DIANTARA deretan meja-meja minum tamu di Tempat Hiburan milik Nyai Lindri di Padukuhan Griyantoro itu ternyata terdapat Joko Manggolo. Ia rupanya baru kali ini melihat pemandangan aneh yang menghibur itu, sehinga nampak ia terkagum-kagum. Bengong. Selama ini ia belum pernah melihat tempat keramaian seperti ini, yang penuh dengan perempuan perempuan cantik yang berjoget ria. Ia hanya memesan minuman wedang kopi dan makanan nyamikan ketela goreng .

Beberapa kali pelayan perempuan yang kenes-kenes itu manawarkan tuak kepada Joko Manggolo selalu ditolaknya.

"Maaf saya sedang tidak ingin minum tuak,"

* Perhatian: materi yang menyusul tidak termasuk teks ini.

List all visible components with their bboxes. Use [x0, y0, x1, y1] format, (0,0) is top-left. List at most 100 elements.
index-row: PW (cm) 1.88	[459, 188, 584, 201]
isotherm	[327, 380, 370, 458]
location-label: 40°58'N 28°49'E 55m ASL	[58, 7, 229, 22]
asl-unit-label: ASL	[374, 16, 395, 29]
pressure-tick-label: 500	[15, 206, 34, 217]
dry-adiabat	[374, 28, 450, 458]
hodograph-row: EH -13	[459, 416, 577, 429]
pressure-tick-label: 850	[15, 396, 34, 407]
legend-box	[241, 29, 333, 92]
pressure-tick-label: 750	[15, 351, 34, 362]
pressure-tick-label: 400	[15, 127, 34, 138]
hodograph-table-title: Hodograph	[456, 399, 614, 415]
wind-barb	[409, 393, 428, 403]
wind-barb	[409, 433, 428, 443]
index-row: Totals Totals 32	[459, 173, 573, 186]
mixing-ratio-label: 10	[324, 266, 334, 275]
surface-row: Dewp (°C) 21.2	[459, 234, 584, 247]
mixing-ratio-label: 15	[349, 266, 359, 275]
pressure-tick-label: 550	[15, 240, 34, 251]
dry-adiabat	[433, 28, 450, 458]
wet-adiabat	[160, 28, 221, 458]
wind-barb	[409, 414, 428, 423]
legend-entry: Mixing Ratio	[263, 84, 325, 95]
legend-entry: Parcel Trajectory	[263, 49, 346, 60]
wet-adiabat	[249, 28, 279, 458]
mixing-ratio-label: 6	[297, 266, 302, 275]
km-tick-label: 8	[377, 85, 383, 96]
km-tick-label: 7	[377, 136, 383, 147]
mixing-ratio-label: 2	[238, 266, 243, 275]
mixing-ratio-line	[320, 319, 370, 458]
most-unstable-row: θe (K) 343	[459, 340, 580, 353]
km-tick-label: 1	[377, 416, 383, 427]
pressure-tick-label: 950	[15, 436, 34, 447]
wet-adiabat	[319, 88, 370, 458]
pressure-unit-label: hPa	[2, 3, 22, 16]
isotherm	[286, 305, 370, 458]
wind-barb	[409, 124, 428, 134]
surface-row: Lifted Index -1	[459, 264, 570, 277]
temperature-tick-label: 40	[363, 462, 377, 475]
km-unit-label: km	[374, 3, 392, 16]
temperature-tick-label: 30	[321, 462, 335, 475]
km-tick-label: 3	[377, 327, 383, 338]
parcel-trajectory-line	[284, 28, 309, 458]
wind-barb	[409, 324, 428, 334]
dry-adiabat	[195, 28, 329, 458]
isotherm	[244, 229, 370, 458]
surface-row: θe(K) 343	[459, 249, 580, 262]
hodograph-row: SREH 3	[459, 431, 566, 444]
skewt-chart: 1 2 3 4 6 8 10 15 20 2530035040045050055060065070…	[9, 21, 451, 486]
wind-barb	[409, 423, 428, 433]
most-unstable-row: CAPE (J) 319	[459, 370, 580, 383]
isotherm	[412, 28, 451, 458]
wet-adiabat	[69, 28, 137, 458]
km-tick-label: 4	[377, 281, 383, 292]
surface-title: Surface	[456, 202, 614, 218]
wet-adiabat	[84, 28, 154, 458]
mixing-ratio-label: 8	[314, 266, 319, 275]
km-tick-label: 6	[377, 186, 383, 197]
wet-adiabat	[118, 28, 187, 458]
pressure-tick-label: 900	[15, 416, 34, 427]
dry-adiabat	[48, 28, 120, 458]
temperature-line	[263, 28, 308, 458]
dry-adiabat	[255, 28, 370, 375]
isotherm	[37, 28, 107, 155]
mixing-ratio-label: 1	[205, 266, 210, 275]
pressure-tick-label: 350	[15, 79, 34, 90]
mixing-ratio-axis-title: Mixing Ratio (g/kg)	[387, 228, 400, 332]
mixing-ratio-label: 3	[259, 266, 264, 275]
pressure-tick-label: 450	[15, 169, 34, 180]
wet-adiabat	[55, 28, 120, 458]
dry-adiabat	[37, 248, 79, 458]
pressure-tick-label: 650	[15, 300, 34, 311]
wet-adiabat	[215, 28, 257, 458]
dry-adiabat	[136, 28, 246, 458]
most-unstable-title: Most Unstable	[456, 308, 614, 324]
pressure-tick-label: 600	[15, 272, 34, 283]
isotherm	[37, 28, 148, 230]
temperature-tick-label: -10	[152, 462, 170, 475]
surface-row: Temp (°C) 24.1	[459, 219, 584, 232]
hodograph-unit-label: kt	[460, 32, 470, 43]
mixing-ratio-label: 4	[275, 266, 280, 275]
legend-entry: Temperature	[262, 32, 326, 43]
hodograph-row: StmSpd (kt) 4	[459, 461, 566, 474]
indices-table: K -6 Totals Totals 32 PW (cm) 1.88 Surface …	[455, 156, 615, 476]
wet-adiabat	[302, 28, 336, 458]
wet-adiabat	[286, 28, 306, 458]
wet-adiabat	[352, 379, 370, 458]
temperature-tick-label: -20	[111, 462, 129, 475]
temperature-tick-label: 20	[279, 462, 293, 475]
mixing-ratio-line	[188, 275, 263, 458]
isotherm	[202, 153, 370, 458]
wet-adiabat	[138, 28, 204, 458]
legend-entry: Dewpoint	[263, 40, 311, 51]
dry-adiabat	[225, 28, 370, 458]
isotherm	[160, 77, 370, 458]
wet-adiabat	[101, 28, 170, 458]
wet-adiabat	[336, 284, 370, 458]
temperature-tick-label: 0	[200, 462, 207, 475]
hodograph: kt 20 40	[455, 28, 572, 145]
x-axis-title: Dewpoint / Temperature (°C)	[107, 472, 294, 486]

Mendengar jawaban Joko Manggolo kepada pelayan perempuan itu tiba-tiba mengundang perhatian laki-laki yang duduk di meja seberangnya mentertawai diri Joko Manggolo.

"Ha...ha...ha...anak banci. Mana berani kamu minum arak. Minum susu kali kesukaannya, ha...ha..." ledek laki-laki berewokan yang sedang bercengkerama dengan salah seorang perempuan muda pemain gambyong itu sambil berdiri meneriaki Joko Manggolo yang dianggap anak kampungan yang tidak doyan enaknya minuman tuak. Melihat tingkah laki-laki berewokan yang kemudian disambut gelak ketawa mengejek tamu-tamu laki-laki lainnya, Joko Manggolo hanya berdiam diri, berusaha menahan amarah. Ia tidak tahu harus bersikap bagaimana di tempat keramaian seperti ini

"Hae, anak ingusan, dari mana datangmu, sepertinya baru kali ini aku melihat tampangmu yang jelek ini," kata seorang laki-laki yang bertubuh bulat pendek yang tadi mentertawai Joko Manggolo itu, tiba-tiba berdiri dari duduknya dan mendatangi meja Joko Manggolo sambil bertolak pinggang dihadapannya. Joko Manggolo masih tetap diam, tidak tahu harus menjawab apa.

"He, kamu bisu atau tuli. Ditanya diam saja."

Bentak laki-laki bulat pendek itu sambil menggebrak meja Joko Manggolo.

Wedang kopi panas di atas meja itu muncrat hampir mengenai muka Joko Manggolo.

"Aku datang dari arah barat, Kangmas.
Dari Dukuh Ngudisari.
Tujuanku datang kemari untuk mencari hiburan di tempat ini,"

Jawab Joko Manggolo tenang.

"Ha..ha...ha...itu baru. begini ini yang namanya punya mulut. Mau buka suara,"

Ujar laki-laki bulat pendek itu sambil tertawa keras merasa gertakannya itu berhasil membuat takut tamu baru joko Manggolo itu.

"Kamu orang baru di sini, ya. Jangan coba-coba ganggu perempuan di sini, ya. Kalau kamu berani ganggu perempuan di tempat ini, aku bekuk batang lehermu. Tahu."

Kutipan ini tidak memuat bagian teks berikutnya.